Sustainable designs come down to two teams: Green Buildings, which use environmentally responsible processes and materials, or Zero-energy buildings, which have zero net energy consumption and reduce zero carbon emissions.
Earthships are the green building innovation of Michael Reynolds, born out of frustration of the existing housing construction process. Dedicated to using only recycled materials like glass, tires, and tin found in landfills, the houses have everything a tenant could want. Greenhouse areas were included to allow tenants to sustain gardens year round, while water collection systems, wind turbines and solar panels keep the buildings off of expensive electrical grids. The project started over 30 years ago, and now dozens of earthships exist in all types of climates.
Even the temperatures in Canada can’t deter architects with zero-energy designs. The Eco-terra Zero Energy House opened in 2007 in Quebec. The design uses geo-exchange heating, rainwater for garden irrigation and flushing toilets, solar panels, extra thick windows and hundreds of monitoring systems to help track every bit of energy use. It was at first opened for tours and monitoring, but was sold for occupation in 2009.
Bosco Verticale should receive the award for the most creative use of plants in green building design. Constructed in one of the most polluted cities, Milan, Italy, the vertical forest is made up of two towers that have plants and trees covering the buildings facade. The hundreds of trees planted will help reduce the CO2 and dust in the air, plus naturally heat and cool the apartments throughout the year. Each tree type was handpicked to best fit the climate and building’s needs.

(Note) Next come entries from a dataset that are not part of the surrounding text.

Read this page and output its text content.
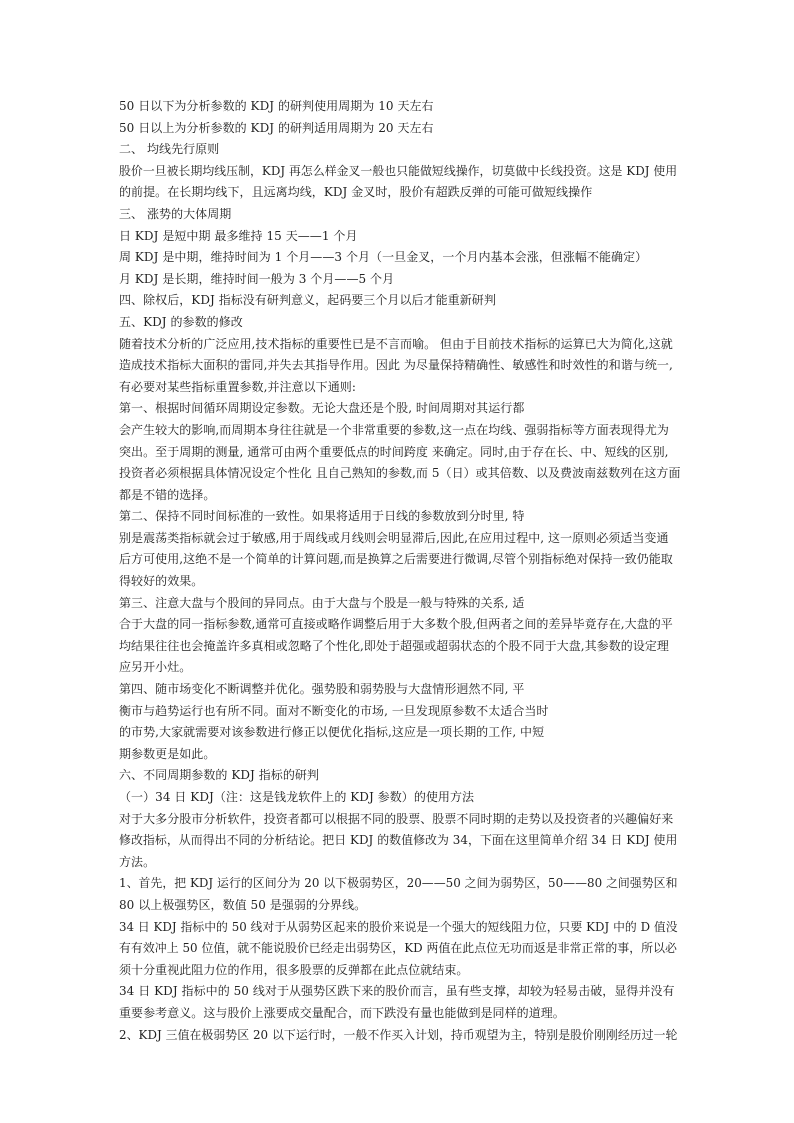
50 日以下为分析参数的 KDJ 的研判使用周期为 10 天左右
50 日以上为分析参数的 KDJ 的研判适用周期为 20 天左右
二、 均线先行原则
股价一旦被长期均线压制，KDJ 再怎么样金叉一般也只能做短线操作，切莫做中长线投资。这是 KDJ 使用
的前提。在长期均线下，且远离均线，KDJ 金叉时，股价有超跌反弹的可能可做短线操作
三、 涨势的大体周期
日 KDJ 是短中期 最多维持 15 天——1 个月
周 KDJ 是中期，维持时间为 1 个月——3 个月（一旦金叉，一个月内基本会涨，但涨幅不能确定）
月 KDJ 是长期，维持时间一般为 3 个月——5 个月
四、除权后，KDJ 指标没有研判意义，起码要三个月以后才能重新研判
五、KDJ 的参数的修改
随着技术分析的广泛应用,技术指标的重要性已是不言而喻。 但由于目前技术指标的运算已大为简化,这就
造成技术指标大面积的雷同,并失去其指导作用。因此 为尽量保持精确性、敏感性和时效性的和谐与统一,
有必要对某些指标重置参数,并注意以下通则:
第一、根据时间循环周期设定参数。无论大盘还是个股, 时间周期对其运行都
会产生较大的影响,而周期本身往往就是一个非常重要的参数,这一点在均线、强弱指标等方面表现得尤为
突出。至于周期的测量, 通常可由两个重要低点的时间跨度 来确定。同时,由于存在长、中、短线的区别,
投资者必须根据具体情况设定个性化 且自己熟知的参数,而 5（日）或其倍数、以及费波南兹数列在这方面
都是不错的选择。
第二、保持不同时间标准的一致性。如果将适用于日线的参数放到分时里, 特
别是震荡类指标就会过于敏感,用于周线或月线则会明显滞后,因此,在应用过程中, 这一原则必须适当变通
后方可使用,这绝不是一个简单的计算问题,而是换算之后需要进行微调,尽管个别指标绝对保持一致仍能取
得较好的效果。
第三、注意大盘与个股间的异同点。由于大盘与个股是一般与特殊的关系, 适
合于大盘的同一指标参数,通常可直接或略作调整后用于大多数个股,但两者之间的差异毕竟存在,大盘的平
均结果往往也会掩盖许多真相或忽略了个性化,即处于超强或超弱状态的个股不同于大盘,其参数的设定理
应另开小灶。
第四、随市场变化不断调整并优化。强势股和弱势股与大盘情形迥然不同, 平
衡市与趋势运行也有所不同。面对不断变化的市场, 一旦发现原参数不太适合当时
的市势,大家就需要对该参数进行修正以便优化指标,这应是一项长期的工作, 中短
期参数更是如此。
六、不同周期参数的 KDJ 指标的研判
（一）34 日 KDJ（注：这是钱龙软件上的 KDJ 参数）的使用方法
对于大多分股市分析软件，投资者都可以根据不同的股票、股票不同时期的走势以及投资者的兴趣偏好来
修改指标，从而得出不同的分析结论。把日 KDJ 的数值修改为 34，下面在这里简单介绍 34 日 KDJ 使用
方法。
1、首先，把 KDJ 运行的区间分为 20 以下极弱势区，20——50 之间为弱势区，50——80 之间强势区和
80 以上极强势区，数值 50 是强弱的分界线。
34 日 KDJ 指标中的 50 线对于从弱势区起来的股价来说是一个强大的短线阻力位，只要 KDJ 中的 D 值没
有有效冲上 50 位值，就不能说股价已经走出弱势区，KD 两值在此点位无功而返是非常正常的事，所以必
须十分重视此阻力位的作用，很多股票的反弹都在此点位就结束。
34 日 KDJ 指标中的 50 线对于从强势区跌下来的股价而言，虽有些支撑，却较为轻易击破，显得并没有
重要参考意义。这与股价上涨要成交量配合，而下跌没有量也能做到是同样的道理。
2、KDJ 三值在极弱势区 20 以下运行时，一般不作买入计划，持币观望为主，特别是股价刚刚经历过一轮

The Algae Powered Building, commonly called the BIQ House, just recently opened up its zero-energy doors in Germany. The exterior of the building is covered with panels of micro-algae which are fed liquid nutrients and sunlight until they are processed into bio-gas to use for heating and electricity. The panels also provide shade for the 15 apartments housed in the building, which will be ready for occupation in April.
These are just a few examples of the designs out there, but if you had to choose, which one would you live in?